- A Administração Marítima do Departamento de Transporte dos Estados Unidos orientou navios comerciais a evitar a região do Oriente Médio devido à atividade militar elevada na área.
- Navios com bandeira dos Estados Unidos, de propriedade norte-americana ou tripulados por cidadãos dos EUA devem manter distância de 30 milhas náuticas de qualquer navio militar do seu país para evitar confusões.
- A Bimco alertou que barcos com vínculos comerciais com interesses americanos ou israelenses são mais suscetíveis a ataques.
- Navios já na região devem buscar refúgio em águas territoriais de estados neutros, como Emirados Árabes Unidos ou Catar, e alguns podem tentar deixar a região.

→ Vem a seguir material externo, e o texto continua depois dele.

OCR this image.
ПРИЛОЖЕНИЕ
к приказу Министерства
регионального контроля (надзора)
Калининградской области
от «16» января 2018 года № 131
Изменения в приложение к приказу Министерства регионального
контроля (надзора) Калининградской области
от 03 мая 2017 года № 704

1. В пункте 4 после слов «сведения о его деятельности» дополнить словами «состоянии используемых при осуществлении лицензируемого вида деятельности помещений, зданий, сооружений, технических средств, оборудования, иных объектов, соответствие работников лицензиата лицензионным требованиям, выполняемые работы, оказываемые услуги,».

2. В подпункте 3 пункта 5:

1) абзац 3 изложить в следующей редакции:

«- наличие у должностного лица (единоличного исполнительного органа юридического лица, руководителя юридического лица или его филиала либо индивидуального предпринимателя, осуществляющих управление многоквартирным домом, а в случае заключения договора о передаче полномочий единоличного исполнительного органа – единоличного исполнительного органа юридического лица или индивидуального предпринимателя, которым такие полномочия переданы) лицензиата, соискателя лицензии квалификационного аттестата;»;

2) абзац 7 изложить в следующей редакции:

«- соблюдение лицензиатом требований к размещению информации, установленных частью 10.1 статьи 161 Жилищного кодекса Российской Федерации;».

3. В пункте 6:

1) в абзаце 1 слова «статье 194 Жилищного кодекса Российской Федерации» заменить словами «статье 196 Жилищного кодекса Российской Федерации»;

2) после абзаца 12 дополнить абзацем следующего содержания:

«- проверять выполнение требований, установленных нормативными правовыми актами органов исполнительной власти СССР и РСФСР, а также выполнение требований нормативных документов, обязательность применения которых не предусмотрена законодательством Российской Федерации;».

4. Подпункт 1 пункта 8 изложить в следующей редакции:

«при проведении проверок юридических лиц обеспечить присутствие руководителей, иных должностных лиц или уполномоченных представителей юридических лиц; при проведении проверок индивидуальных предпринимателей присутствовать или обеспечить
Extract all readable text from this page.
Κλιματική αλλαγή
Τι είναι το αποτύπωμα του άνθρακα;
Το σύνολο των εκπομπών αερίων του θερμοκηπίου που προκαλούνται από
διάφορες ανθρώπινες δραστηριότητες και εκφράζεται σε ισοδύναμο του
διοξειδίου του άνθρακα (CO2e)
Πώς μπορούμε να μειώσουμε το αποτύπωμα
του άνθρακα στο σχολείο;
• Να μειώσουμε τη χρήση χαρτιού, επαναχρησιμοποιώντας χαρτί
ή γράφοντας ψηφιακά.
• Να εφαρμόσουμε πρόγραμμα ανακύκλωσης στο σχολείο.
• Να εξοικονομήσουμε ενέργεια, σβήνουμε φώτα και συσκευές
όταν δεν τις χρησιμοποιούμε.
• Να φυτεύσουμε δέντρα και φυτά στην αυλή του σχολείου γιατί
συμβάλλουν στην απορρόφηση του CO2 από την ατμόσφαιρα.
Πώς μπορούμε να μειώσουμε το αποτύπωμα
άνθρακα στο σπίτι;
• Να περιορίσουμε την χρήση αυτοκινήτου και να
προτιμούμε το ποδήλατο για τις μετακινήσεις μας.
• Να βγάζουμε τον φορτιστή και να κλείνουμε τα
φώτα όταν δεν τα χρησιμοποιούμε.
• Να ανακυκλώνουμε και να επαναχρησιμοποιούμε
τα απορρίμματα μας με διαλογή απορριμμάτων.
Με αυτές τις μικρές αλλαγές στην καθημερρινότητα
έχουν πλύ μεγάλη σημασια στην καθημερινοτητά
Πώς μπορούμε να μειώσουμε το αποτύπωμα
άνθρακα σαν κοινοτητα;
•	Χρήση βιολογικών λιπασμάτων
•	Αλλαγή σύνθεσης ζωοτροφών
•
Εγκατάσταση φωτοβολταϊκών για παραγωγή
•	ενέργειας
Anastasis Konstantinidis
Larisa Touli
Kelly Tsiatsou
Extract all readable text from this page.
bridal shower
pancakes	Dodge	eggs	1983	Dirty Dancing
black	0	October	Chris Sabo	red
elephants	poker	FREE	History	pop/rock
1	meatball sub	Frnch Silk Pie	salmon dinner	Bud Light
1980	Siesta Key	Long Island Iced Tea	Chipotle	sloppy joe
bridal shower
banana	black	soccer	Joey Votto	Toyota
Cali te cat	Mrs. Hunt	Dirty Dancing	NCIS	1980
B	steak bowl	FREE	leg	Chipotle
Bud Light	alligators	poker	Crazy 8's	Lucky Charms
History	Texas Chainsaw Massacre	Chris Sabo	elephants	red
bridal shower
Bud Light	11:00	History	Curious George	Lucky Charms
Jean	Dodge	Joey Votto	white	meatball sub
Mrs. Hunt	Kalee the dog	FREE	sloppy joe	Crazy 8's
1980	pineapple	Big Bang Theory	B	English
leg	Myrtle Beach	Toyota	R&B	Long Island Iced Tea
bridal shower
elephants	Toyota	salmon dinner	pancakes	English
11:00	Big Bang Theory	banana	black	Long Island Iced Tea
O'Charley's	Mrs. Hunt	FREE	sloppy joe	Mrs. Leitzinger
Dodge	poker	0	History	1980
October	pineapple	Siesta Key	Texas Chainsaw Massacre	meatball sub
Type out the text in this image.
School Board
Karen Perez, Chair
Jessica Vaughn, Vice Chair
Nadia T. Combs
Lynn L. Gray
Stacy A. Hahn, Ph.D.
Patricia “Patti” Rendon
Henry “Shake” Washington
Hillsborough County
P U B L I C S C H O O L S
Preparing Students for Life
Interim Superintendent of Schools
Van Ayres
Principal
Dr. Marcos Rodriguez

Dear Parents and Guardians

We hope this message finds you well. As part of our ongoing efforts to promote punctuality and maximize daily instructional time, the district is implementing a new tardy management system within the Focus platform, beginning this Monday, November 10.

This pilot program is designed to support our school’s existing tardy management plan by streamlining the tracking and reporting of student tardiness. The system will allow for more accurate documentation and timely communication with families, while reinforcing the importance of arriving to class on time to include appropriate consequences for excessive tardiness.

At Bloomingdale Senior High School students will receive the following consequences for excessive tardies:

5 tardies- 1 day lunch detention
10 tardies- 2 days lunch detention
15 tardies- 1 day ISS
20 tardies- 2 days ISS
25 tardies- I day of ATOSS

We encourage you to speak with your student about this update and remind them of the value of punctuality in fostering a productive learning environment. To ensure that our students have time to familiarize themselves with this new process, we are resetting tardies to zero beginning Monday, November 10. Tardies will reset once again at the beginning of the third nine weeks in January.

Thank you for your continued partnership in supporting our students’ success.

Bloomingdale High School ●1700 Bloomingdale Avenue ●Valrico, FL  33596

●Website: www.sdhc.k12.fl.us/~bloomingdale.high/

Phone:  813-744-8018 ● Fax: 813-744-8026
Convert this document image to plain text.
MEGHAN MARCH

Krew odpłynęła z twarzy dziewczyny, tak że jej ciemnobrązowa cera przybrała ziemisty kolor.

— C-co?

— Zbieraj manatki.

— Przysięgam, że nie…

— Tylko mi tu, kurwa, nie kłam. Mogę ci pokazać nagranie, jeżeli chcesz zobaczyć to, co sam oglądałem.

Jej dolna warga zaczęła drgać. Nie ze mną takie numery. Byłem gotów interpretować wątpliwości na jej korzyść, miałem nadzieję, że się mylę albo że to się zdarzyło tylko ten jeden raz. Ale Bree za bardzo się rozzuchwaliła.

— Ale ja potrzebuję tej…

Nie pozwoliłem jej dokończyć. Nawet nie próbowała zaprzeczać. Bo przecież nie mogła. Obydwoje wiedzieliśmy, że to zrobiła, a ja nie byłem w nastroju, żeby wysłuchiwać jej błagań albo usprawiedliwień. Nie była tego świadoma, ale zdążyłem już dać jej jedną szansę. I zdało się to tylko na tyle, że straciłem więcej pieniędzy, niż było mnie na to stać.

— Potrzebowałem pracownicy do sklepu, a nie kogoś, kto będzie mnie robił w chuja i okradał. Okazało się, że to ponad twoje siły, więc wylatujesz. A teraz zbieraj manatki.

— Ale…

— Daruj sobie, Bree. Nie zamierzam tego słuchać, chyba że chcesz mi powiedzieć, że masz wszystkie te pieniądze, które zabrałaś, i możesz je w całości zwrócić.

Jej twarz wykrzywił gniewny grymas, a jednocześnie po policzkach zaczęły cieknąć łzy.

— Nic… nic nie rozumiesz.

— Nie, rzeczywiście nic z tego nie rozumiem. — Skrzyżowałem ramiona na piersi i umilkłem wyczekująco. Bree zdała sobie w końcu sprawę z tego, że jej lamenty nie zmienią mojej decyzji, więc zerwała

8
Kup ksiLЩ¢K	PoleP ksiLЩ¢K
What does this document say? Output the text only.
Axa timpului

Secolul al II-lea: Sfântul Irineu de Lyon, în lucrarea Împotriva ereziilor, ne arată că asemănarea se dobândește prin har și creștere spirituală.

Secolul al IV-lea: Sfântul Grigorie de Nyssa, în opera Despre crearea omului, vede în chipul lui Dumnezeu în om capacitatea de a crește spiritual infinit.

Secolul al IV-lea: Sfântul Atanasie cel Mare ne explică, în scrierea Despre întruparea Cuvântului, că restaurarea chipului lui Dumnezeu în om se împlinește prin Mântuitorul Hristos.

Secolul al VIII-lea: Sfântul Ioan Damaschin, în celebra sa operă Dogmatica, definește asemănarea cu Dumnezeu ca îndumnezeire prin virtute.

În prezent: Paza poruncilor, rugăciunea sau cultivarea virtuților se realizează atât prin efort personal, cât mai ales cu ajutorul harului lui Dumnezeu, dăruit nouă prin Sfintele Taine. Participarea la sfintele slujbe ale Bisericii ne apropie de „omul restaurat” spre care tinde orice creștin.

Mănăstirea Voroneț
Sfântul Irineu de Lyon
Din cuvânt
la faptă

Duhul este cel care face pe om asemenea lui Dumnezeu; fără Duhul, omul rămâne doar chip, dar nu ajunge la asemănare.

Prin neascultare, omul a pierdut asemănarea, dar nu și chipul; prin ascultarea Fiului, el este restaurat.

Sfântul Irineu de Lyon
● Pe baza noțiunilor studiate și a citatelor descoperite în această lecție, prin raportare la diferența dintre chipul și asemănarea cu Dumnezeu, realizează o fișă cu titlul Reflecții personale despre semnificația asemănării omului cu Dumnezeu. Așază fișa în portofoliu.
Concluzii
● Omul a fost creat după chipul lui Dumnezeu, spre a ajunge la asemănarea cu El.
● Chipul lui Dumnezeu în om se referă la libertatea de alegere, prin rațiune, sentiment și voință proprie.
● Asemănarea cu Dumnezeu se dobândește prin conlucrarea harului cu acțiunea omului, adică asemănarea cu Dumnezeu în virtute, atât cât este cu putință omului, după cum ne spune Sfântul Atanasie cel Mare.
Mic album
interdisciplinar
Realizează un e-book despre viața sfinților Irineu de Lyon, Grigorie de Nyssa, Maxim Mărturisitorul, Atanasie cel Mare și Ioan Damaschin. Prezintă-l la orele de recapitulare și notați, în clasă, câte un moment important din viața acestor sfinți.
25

- O estreito de Ormuz, o Golfo Pérsico, o Golfo de Omã e o mar Arábico são áreas-chave de passagem para o comércio global, com cerca de 20% da produção mundial de petróleo trafegando por Ormuz.
O governo dos Estados Unidos orientou navios comerciais a evitar a região do Oriente Médio após ataques aéreos conduzidos pelos EUA e por Israel contra o Irã e as respectivas retaliações de Teerã, neste sábado 28. A orientação foi divulgada pela Administração Marítima do Departamento de Transporte dos EUA.
A recomendação aponta o estreito de Ormuz, o Golfo Pérsico, o Golfo de Omã e o mar Arábico como áreas sujeitas a atividade militar significativa. Navios com bandeira, propriedade ou tripulação dos EUA devem manter distância de 30 milhas náuticas de navios militares do país para reduzir riscos.
A orientação também cita referências da indústria. O diretor da BIMCO, uma das maiores associações de armadores, alertou que navios ligados a interesses americanos ou israelenses podem ser alvos com maior probabilidade de ataque. Navios na região devem buscar refúgio em águas neutras, como Emirados Árabes Unidos ou Catar, ou planejar saída da área.
Impacto no tráfego e contexto estratégico
O Golfo Pérsico é passagem crucial para o transporte global de petróleo. Cerca de 20% da produção mundial cruza o estreito de Ormuz, ligando o Golfo ao oceano Índico. Conforme o site Marine Traffic, alguns petroleiros voltaram atrás ou pararam na manhã deste sábado, com destinos mudando repentinamente.
As autoridades destacam que a área permanece vulnerável a ações militares, elevando a necessidade de planejamento e monitoramento constantes por parte das empresas de navegação. A transmissão oficial reforça a cautela diante de tensões regionais. Fontes ressaltam que a situação pode evoluir de forma rápida.